La HAC a-t-elle chiffré le coût économique de la suspension pour les PME, les médias et autres influenceurs ? Qui en assume la responsabilité ?

-Il faut éviter de s’enivrer avec les mots. La mesure de la HAC n’a pas mis exsangue l’économie gabonaise. Loin s’en faut, sinon cela se saurait. Toutefois, nous ne sous-estimons pas les contrecoups relatifs que la suspension provisoire de certains réseaux sociaux a pu occasionner sur l’écosystème numérique national. Un travail d’évaluation est mené de concert avec les différents départements ministériels concernés afin d’objectiver ces effets. Nous le rappelons encore une fois, cette mesure conservatoire a été prise dans le cadre de notre mission légale de protection de l’ordre public, sur un espace numérique menacé par des dangers ambulants.
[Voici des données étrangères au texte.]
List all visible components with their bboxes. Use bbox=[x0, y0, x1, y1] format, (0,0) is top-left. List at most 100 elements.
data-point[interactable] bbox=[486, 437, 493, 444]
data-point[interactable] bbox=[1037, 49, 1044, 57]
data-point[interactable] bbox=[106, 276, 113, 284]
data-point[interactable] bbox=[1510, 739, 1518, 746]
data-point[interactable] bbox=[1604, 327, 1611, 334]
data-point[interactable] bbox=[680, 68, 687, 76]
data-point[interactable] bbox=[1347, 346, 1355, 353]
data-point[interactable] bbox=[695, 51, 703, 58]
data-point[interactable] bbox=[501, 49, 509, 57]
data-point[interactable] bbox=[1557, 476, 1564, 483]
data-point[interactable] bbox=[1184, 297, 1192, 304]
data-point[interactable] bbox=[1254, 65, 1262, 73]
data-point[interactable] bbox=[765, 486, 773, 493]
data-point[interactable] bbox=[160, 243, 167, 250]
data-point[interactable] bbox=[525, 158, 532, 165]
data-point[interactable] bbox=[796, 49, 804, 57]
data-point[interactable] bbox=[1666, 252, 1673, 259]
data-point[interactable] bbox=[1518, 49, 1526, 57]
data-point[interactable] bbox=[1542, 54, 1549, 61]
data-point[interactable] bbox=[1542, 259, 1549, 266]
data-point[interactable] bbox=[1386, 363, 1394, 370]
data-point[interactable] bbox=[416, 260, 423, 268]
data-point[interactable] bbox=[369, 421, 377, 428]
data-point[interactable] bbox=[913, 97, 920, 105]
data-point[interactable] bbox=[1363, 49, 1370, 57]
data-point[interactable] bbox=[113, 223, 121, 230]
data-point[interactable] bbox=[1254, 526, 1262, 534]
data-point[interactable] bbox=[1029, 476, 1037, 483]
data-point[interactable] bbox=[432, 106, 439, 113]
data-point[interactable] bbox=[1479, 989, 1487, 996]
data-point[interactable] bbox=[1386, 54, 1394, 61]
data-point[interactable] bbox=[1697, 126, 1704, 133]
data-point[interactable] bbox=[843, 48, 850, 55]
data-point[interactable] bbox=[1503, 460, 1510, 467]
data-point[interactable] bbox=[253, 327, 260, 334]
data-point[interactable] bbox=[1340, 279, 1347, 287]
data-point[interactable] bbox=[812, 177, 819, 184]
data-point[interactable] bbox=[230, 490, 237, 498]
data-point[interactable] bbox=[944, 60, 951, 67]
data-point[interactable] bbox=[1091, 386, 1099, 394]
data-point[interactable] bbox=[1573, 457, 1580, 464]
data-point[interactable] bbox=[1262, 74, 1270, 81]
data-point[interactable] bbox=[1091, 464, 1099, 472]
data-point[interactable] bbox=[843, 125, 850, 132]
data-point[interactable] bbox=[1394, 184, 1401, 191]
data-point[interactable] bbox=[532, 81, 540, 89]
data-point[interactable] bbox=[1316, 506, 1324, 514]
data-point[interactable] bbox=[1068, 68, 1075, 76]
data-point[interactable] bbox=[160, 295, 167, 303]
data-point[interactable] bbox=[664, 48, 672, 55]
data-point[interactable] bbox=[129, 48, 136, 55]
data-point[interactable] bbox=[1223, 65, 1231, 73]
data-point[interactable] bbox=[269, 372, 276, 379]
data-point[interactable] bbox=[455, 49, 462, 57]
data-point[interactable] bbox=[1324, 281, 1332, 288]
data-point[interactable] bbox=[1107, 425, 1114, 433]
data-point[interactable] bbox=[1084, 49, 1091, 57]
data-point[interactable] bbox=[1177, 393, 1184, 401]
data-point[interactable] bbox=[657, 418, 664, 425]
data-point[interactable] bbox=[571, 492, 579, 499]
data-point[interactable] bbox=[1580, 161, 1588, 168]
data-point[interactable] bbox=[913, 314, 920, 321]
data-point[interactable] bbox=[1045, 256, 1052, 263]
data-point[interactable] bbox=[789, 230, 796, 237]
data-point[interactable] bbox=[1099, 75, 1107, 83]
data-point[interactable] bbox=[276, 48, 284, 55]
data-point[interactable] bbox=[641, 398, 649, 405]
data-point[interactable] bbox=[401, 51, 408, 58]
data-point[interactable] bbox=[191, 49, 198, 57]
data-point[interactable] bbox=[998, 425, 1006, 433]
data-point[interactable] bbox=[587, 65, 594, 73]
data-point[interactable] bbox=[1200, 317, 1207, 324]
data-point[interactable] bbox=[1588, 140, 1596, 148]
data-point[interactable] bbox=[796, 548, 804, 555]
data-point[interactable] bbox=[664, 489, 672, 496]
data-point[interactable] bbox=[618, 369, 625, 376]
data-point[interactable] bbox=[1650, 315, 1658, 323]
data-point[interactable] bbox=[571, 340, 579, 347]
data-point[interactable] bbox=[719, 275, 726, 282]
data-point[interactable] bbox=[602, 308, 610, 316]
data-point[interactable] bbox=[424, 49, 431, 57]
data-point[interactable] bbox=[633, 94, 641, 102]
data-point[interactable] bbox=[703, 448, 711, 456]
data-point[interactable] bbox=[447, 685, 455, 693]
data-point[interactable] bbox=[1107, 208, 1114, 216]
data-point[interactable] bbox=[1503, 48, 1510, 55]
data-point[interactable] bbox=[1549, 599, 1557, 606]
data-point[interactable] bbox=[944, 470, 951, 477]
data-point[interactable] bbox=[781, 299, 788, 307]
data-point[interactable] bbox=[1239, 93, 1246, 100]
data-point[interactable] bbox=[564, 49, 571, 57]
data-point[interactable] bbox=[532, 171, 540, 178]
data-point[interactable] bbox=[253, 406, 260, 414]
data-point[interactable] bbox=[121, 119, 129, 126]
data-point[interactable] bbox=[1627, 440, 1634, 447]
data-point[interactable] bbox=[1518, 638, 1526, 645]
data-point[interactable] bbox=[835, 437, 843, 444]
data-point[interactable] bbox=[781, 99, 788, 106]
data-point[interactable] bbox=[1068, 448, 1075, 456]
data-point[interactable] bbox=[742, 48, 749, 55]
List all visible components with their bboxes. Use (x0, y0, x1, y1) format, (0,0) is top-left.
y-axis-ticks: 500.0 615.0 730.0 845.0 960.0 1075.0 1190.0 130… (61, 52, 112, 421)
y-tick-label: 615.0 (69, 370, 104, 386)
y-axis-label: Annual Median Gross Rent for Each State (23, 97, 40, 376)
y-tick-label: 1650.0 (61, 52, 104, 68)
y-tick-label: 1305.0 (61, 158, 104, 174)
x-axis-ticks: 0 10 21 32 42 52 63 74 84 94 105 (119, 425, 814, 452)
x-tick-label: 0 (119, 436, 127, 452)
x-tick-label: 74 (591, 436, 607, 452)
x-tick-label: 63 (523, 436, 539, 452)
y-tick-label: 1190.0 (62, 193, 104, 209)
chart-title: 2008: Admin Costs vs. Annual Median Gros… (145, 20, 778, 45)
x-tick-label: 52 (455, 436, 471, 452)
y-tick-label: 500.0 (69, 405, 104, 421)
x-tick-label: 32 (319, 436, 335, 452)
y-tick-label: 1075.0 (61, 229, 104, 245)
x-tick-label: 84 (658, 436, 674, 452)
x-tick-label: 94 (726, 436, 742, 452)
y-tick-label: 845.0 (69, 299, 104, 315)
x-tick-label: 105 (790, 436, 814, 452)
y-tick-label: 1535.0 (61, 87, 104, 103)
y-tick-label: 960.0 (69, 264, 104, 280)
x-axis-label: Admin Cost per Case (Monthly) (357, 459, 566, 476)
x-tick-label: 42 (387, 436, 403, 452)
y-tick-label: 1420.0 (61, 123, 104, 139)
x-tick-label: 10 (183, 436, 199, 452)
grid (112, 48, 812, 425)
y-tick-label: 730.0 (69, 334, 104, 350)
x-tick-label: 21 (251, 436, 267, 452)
La responsabilité s’inscrit dans l’équilibre que l’État doit assurer entre liberté d’expression, cohésion sociale et activité économique.

La HAC est-elle indépendante du pouvoir exécutif ? Avez-vous reçu des instructions avant d'annoncer la mesure de suspension ?

-La Haute autorité de la communication est une autorité administrative indépendante. À ce titre, ses décisions sont souveraines, conformément à ses attributions légales et réglementaires. Nous avons joué notre rôle en appréciant la situation qui prévalait de façon autonome, responsable, sans pression aucune. Le gouvernement que nous avons interpellé sur le sujet a joué le sien en prenant des textes juridiques qui encadrent désormais l’usage des réseaux sociaux sur le territoire gabonais. Avec l’examen en cours de ces textes au niveau du Parlement, c’est le principe même de la séparation des pouvoirs qui s’applique pleinement. À la Haute autorité.